Everyone invited to join in nation-wide smoke alarm test

B.C. is one of 10 provinces/territories to participate in a national simultaneous smoke alarm test

British Columbia is one of 10 provinces/territories to participate in a national simultaneous smoke alarm test, and all in the province are invited to join in.

The ‘Great Canadian Smoke Alarm Test’ takes place Sunday, Nov. 1, from 10 a.m. to 11 a.m.  Taking part is easy and could prevent fire tragedies in our communities.

To participate homeowners simply download, follow and confirm the completion of a simple four-step checklist available on safeathome.ca/powerhour.

“We’re billing the event as the ‘Power Hour’ because of the huge impact on preventing fire tragedies that we achieve when homeowners ensure their smoke alarms are properly maintained with fresh batteries, or, replaced if they are past their 10-year lifespan. It puts a new twist on time change weekend,” says Naomi Yamamoto, Minister of State for Emergency Preparedness.

Follow these steps:

1. Walk through your home to make sure you have a smoke alarm on everay storey, including the basement, and outside all sleeping areas or inside bedrooms if you sleep with doors closed.

2. Check all smoke alarm expiry dates.  If it is more than 10 years old, or the year it was made cannot be identified, replace the alarm.

3. Press the Test Button on each smoke alarm.  If it sounds, it confirms power is present and circuits are operating.

4. For added protection, follow the same steps for carbon monoxide alarms.

People who confirm their participation online have a chance to win new Worry-Free smoke alarm models and large-sized toy Sparky® Dogs.

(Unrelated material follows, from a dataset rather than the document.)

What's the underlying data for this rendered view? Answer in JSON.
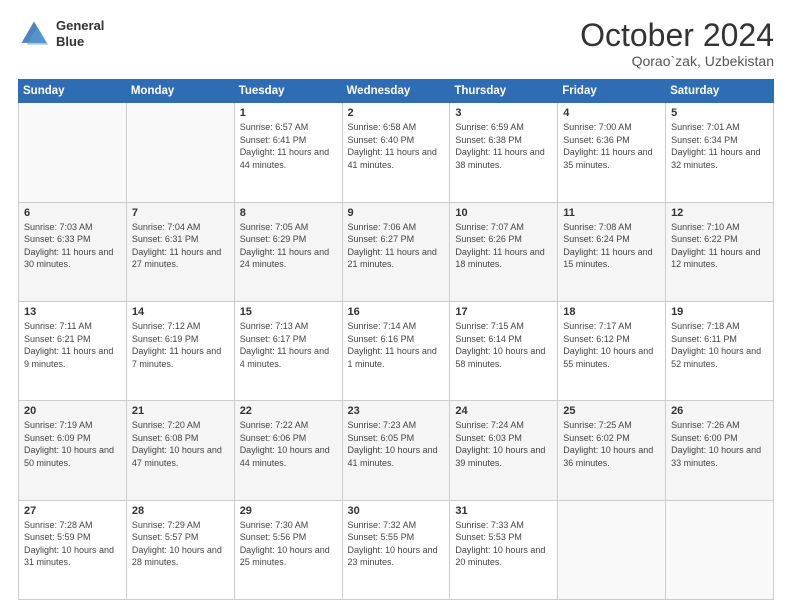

Home fire safety expert, Carol Heller from Kidde Canada, recommends that homeowners take advantage of new smoke alarm technologies that help make upkeep easier, such as tamper-proof designs, sealed 10-year lithium batteries that last the life of the alarm, and additional safety features such as built-in LED lighting to help illuminate your escape, sensors that reduce nuisance alarms and end-of-life warnings.